他人の不完全さ、というものが確かに存在する。誤解をしたり、無知であったり、必ずしも論理的ではない。しかし自分はそういった人間であるという「シグナル」がなければ見分けられない人間である。無知なのに断言していたり、分かったような口をきいていたら、自分はそれが不完全だと容易に見抜くことができない。

結局自分は立場とか権威というシグナルからなんとなくそれが正しそうだとしか思えないほど知能が低い。他者に対する不安や恐怖が、自分にとっては絶対的な権威であり、他人の言うことは何を聞いても正しそうに聴こえてくる。

しかしそれではダメだ。シグナルではなくそれが信用に足る根拠のあるものかどうかで判断しなければならない。

自分の見方は相当歪んでいるからあまり自覚がないが、世の中には自分が思っている以上に破綻した人間が存在している。
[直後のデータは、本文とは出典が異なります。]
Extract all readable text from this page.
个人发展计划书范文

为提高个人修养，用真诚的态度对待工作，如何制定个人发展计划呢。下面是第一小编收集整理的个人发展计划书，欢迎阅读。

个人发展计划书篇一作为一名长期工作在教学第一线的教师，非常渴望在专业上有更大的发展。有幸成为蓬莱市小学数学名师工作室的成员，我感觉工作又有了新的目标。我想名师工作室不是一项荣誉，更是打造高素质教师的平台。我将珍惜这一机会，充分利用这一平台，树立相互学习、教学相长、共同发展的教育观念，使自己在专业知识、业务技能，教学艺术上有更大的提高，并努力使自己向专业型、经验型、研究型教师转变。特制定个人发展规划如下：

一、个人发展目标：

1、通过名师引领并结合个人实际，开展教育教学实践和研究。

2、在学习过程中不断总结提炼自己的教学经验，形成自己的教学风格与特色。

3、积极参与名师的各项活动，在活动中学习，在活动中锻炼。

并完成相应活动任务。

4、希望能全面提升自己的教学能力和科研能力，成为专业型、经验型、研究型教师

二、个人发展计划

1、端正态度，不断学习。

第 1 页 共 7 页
その破綻は、必ずしもわかりやすい形で自分の目の前に現れてくるわけではない。偉い人間でも、能力のある人間でも、すべてが正しいというわけではない。質は違えど何かを誤ることはある。

破綻に対して自分の見方に自信を持っても良いと思う。自分は自分の不完全さから、自分の下す評価が信用できないと考えすぎている。しかしそれゆえに自分もまた、ロジカルな判断、冷静な分析が障害され、思い込みや偏見で物事を捉えていることに気づいていない。

自分はどうしようもないバカだと思うが、他人の意見に遭遇したら、その理解がどのような状態にあるかを自分なりに言葉にしてから納得すべきだと思う。例えば相手が何か専門的なことを言っていて自分が理解出来なかったら、何か凄そうなことを言っているから正しそうと思うのではなく、次のように考えるべきだろう。自分は彼の主張のこの部分とこの部分が理解できない。それは自分の知識不足によるもので、場合によっては言葉の意味自体や背景を調べる必要がある。この部分は理解でき、更にその上この部分は共感できる。

自分の対象に対する理解の状態を言葉に置き換えてみることは、理解についての信頼におけるひとつの指標となると思う。無論それは自分で完結せよという意味ではなく、何が分かり何が分からないかを整理した上で、無理解をピンポイントに穴埋めしていくということである。もしそれで他人がおかしいと判断できるのであれば、自分は他人をおかしいと思って良いと思う。その際どうした根拠でおかしいと思うのかを説明できる必要がある。